Moriarty: The Globe site was intended to be a subscription site first and an advertising product second, so it was somewhat unique from that perspective. This really allowed us to do a lot of the responsive web work because the advertising part of it is pretty complicated. We used ad units that could easily move from one part of the page to the other, and then could easily fit on different screen sizes. We relied on the 300 x 250 banner unit, which kind of floated around the page depending on the size of the screen.
We also started to do an experiment with some responsive ads that adapted themselves to the screen size that users were on. The units resized, removed information or added information depending on the size of the screen. Those ads could go on tablets and mobile devices.
eMarketer: How does responsive design force you to think differently about advertising?
Moriarty: A couple of years ago that was a much harder conversation to have because everyone was pretty locked into standard IAB ad units and there wasn’t any discussion about other types of units. Native solutions and sponsored content actually lend themselves more to responsive design than traditional ad units.
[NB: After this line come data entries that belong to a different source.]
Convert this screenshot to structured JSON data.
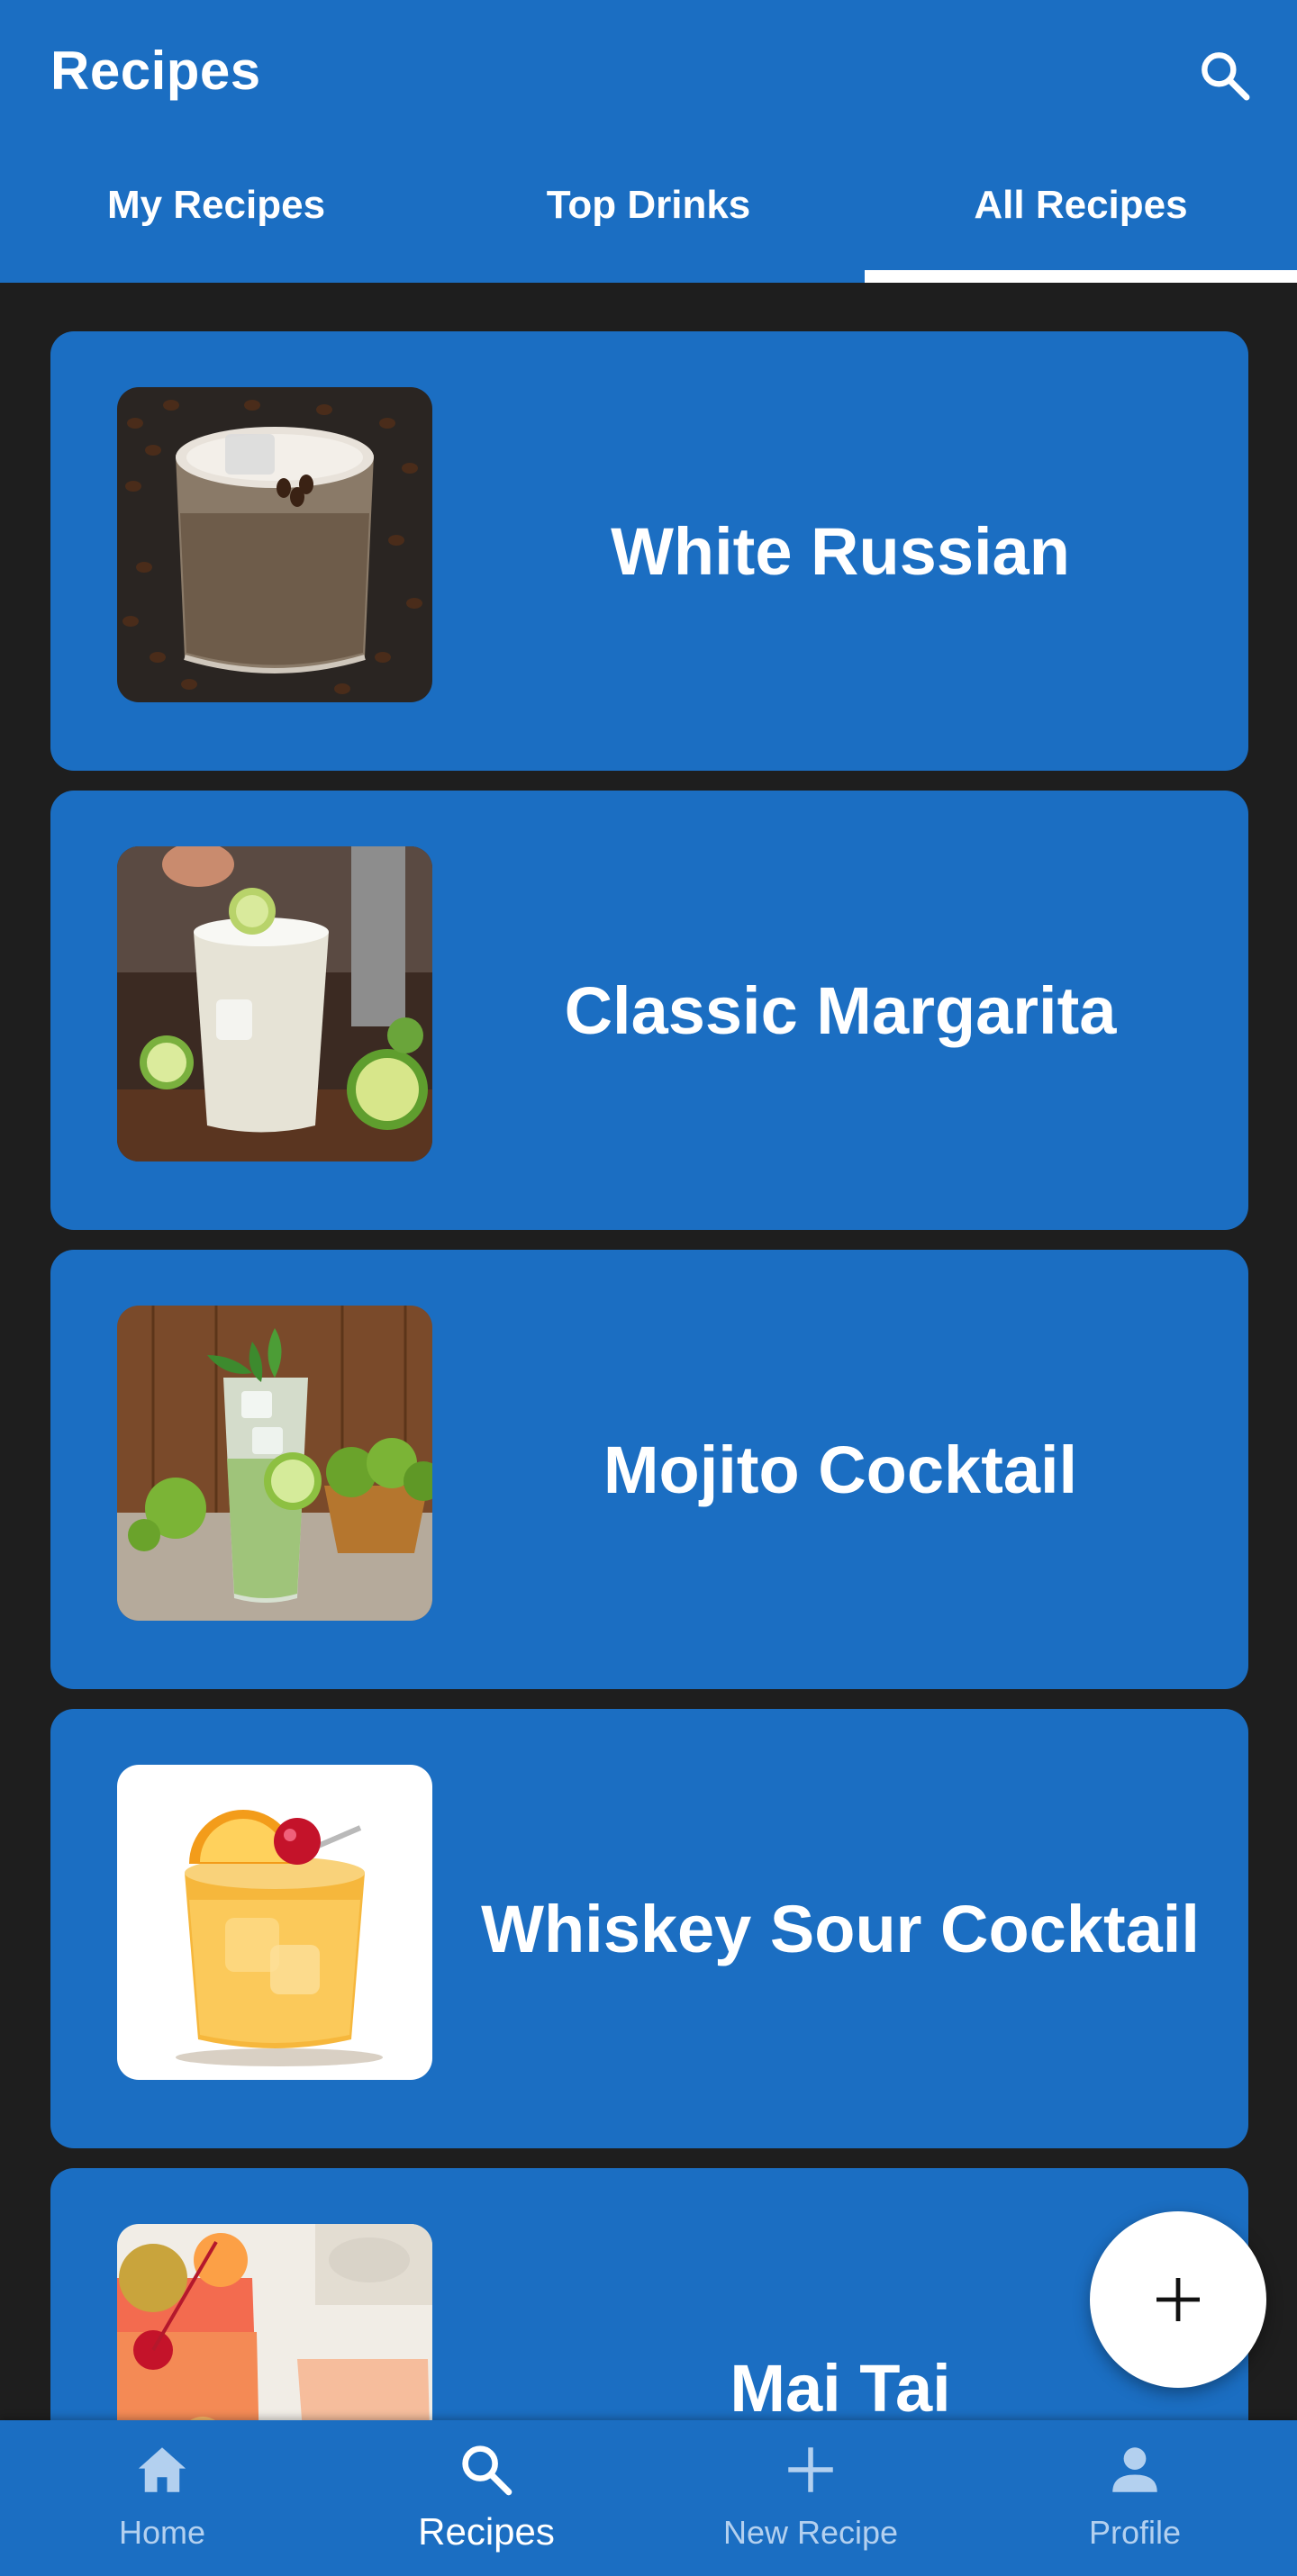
{
  "colors": {
    "primary": "#1b6ec2",
    "background": "#1e1e1e",
    "on_primary": "#ffffff",
    "nav_inactive": "#b3d0ef"
  },
  "appbar": {
    "title": "Recipes",
    "search_icon": "search-icon"
  },
  "tabs": [
    {
      "label": "My Recipes",
      "selected": false
    },
    {
      "label": "Top Drinks",
      "selected": false
    },
    {
      "label": "All Recipes",
      "selected": true
    }
  ],
  "recipes": [
    {
      "title": "White Russian",
      "image": "white-russian-photo"
    },
    {
      "title": "Classic Margarita",
      "image": "margarita-photo"
    },
    {
      "title": "Mojito Cocktail",
      "image": "mojito-photo"
    },
    {
      "title": "Whiskey Sour Cocktail",
      "image": "whiskey-sour-photo"
    },
    {
      "title": "Mai Tai",
      "image": "mai-tai-photo"
    }
  ],
  "fab": {
    "icon": "plus-icon"
  },
  "bottom_nav": [
    {
      "label": "Home",
      "icon": "home-icon",
      "active": false
    },
    {
      "label": "Recipes",
      "icon": "search-icon",
      "active": true
    },
    {
      "label": "New Recipe",
      "icon": "plus-icon",
      "active": false
    },
    {
      "label": "Profile",
      "icon": "person-icon",
      "active": false
    }
  ]
}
There’s no real standard for a responsive ad unit yet, although we have tried some things. We ran a JetBlue campaign on BostonGlobe.com over a year ago that involved a responsive ad, so we’ve seen advertisers are interested in experimenting with it. While it’s very early days for the concept of responsive advertising, I do know that a lot of publishers are moving in this direction.
eMarketer: How has the move to responsive web design impacted ad performance and the way the ad sales team sells inventory?
Moriarty: I think we have seen that the ads perform well on BostonGlobe.com and for now the advertisers are fine with the ads sort of moving across to different parts of the page, depending on the screen size. In particular, the 300 x 250 unit works across a lot of different screen sizes. The 300 x 250 units are like the workhorse for all screen sizes right now. The advertiser response to that has been pretty good.
The conversation with advertisers has been a positive one from the beginning, and I think sponsored stories and native advertising in general lend themselves very well to a responsive site. [But] I wouldn’t say that the team is selling responsive ads right now. Our sales team is selling a single audience across all devices and they’re not focused on selling a technology.
eMarketer: What would you advise other publishers that are considering a move to responsive design?
Moriarty: Make sure that you have the infrastructure to support a responsive site in the right way. There are some really easy ways to do responsive web design and they can work on a certain level, but once you get to a large-scale site and you have to think about responsive images or responsive video units, it’s definitely a major investment in technology and expertise.
Responsive does require more testing. Publishers have to look at how things are working across different devices at the same time. It also requires them to think about the payload and making sure that they’re not pushing too much to mobile users and degrading their experience.